The Africa Institute, Sharjah, United Arab Emirates 08 Mar 2022 - 10 Mar 2022
M.anifes, 2022. Courtesy the artist.
The Africa Institute in Sharjah, United Arab Emirates—the first center of its kind dedicated to the advanced study, research, and documentation of Africa and the African diaspora located in the Arab world—presents Global Ghana, a multi-disciplinary scholarly conference in two parts: Global Ghana: Sites of Departure/Sites of Return held in Sharjah on March 8–10, 2022, followed by Global Ghana: In Search of Africa’s Black Star, held in Ghana in July 2022.
In its second year, The Africa Institute’s country-focused season is an annual initiative exploring one African country or African diaspora community through a range of scholarly and public programs. With programs in Sharjah, UAE and Accra, Ghana, Global Ghana is organized by The Africa Institute in collaboration with leading scholars Akosua AdomakoAmpofo, Jean Allman, Carina Ray, and Joseph Oduro-Frimpong.
The Africa Institute’s Ghana-focused season aims to critically and creatively engage Ghana’s history and contemporary condition. Pushing beyond conventional narratives that oversimplify the nation’s profound significance to its citizens, continental neighbors, and the larger African diaspora, the season seeks to reveal the complex and contested forces that have shaped Ghana, past and present.
Global Ghana: Sites of Departure/Sites of Return Sharjah, United Arab Emirates, March 8–10, 2022
The first part of the two-part scholarly conference, Global Ghana: Sites of Departure/Sites of Return, will examine the ways in which Ghana has emerged over the last century as a focal point of diasporic engagement beginning with early 20th-century Back to Africa movements, followed by Pan-Africanism, anticolonial liberation movements, and more recently, with heritage tourism. One of the focal points of the conference will be Ghana’s efforts to cultivate and curate diasporic engagement among African-descended people in the diaspora and Ghanaians living abroad through the recent Year of Return and Beyond the Return campaigns.

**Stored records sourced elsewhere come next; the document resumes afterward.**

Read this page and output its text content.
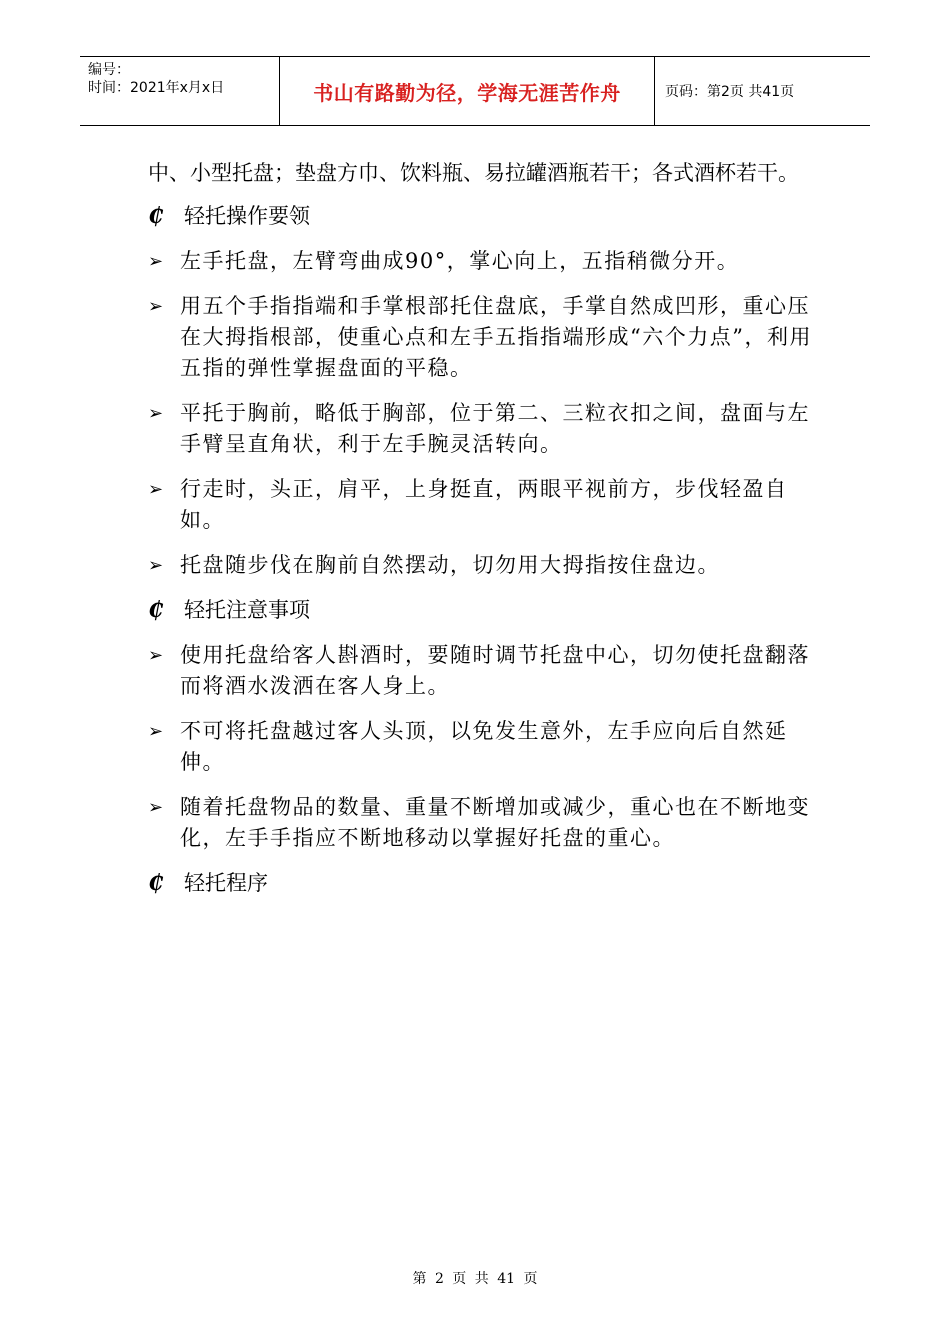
编号：
时间：2021年x月x日	书山有路勤为径，学海无涯苦作舟	页码：第2页 共41页
中、小型托盘；垫盘方巾、饮料瓶、易拉罐酒瓶若干；各式酒杯若干。
₵ 轻托操作要领
➢ 左手托盘，左臂弯曲成90°，掌心向上，五指稍微分开。
➢ 用五个手指指端和手掌根部托住盘底，手掌自然成凹形，重心压在大拇指根部，使重心点和左手五指指端形成“六个力点”，利用五指的弹性掌握盘面的平稳。
➢ 平托于胸前，略低于胸部，位于第二、三粒衣扣之间，盘面与左手臂呈直角状，利于左手腕灵活转向。
➢ 行走时，头正，肩平，上身挺直，两眼平视前方，步伐轻盈自如。
➢ 托盘随步伐在胸前自然摆动，切勿用大拇指按住盘边。
₵ 轻托注意事项
➢ 使用托盘给客人斟酒时，要随时调节托盘中心，切勿使托盘翻落而将酒水泼洒在客人身上。
➢ 不可将托盘越过客人头顶，以免发生意外，左手应向后自然延伸。
➢ 随着托盘物品的数量、重量不断增加或减少，重心也在不断地变化，左手手指应不断地移动以掌握好托盘的重心。
₵ 轻托程序
第 2 页 共 41 页
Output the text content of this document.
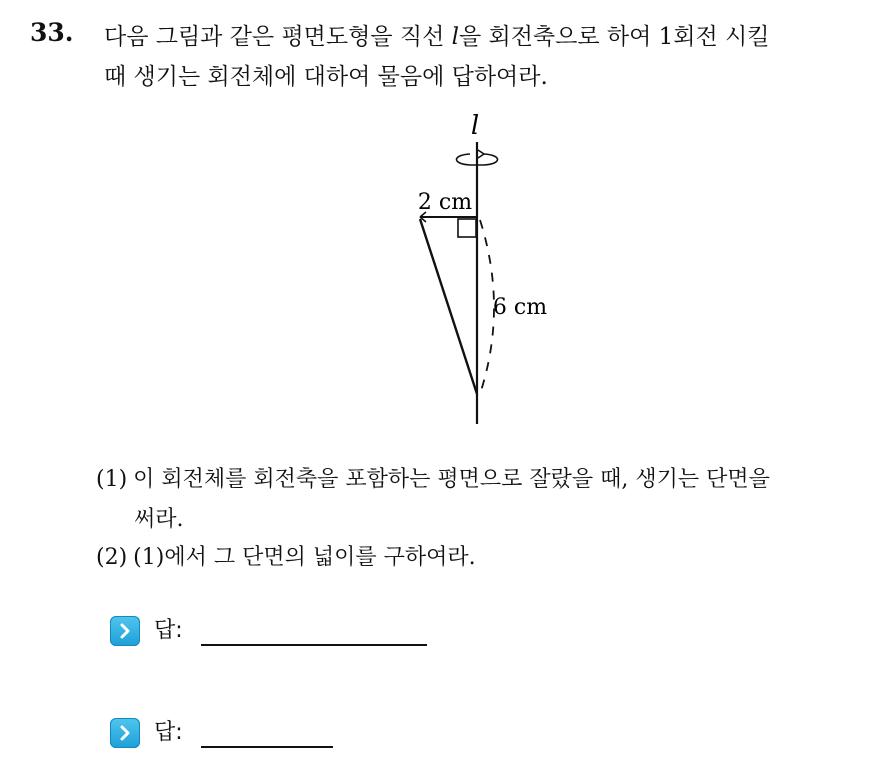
33. 다음 그림과 같은 평면도형을 직선 l을 회전축으로 하여 1회전 시킬
때 생기는 회전체에 대하여 물음에 답하여라.
l
2 cm
6 cm
(1) 이 회전체를 회전축을 포함하는 평면으로 잘랐을 때, 생기는 단면을
써라.
(2) (1)에서 그 단면의 넓이를 구하여라.
답:
답:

The season will push beyond Ghana’s Atlantic world connections to open a wider field of enquiry about Ghana’s relations with the Arab world, and examinations of the past, present, and future of Afro-Arab relations. Global Ghana: Sites of Departure/Sites of Return seeks to welcome and engage audiences in Sharjah and throughout the UAE with compelling and thoughtfully developed dialogue.
Global Ghana panel discussions cover topics ranging from Pan-Africanism, reparations and restitution, and legacies of liberation. Additional information on the panels can be found at here.
Performances will complement the conference, including still Aluta Continua, a performance by Ghanian artist Elisabeth Efua Sutherland examining the quest for true African liberation, engaging with questions of neocolonialism and self-love as they underpin contemporary African economic, political, and daily struggles.
A concert featuring award-winning Ghanian rapper, singer and songwriter M.anifest that will mark the opening of Global Ghana on March 8.
The Global Ghana program also includes Gerald Annan-Forson: Revolution and Image-making in Postcolonial Ghana (1979-1985), an exhibition developed in collaboration with Sharjah Art Foundation, on view beginning March 7 at Al Hamriyah Studios through July 7. The first retrospective of the work of Ghanaian photographer Gerald Annan-Forson, the exhibition is curated by artist and ethnographer Jesse Weaver Shipley, Professor of African and African American Studies and Oratory, Dartmouth College, USA. Featuring photographs primarily taken between 1979 and 1985, Revolution and Image-making in Postcolonial Ghana traces the political and social life of Ghana during a period of revolution and transformation captured through the photographer’s lens, offering a visual story of postcolonial Ghana and its struggles and aspirations in the post-independence period. Annan-Forson’s style of composition, lens focus, formal repetitions, character representation, and long-term commitment to documenting the changing landscape of Accra, Ghana, reshapes understanding of photography as a tool of radical image-making.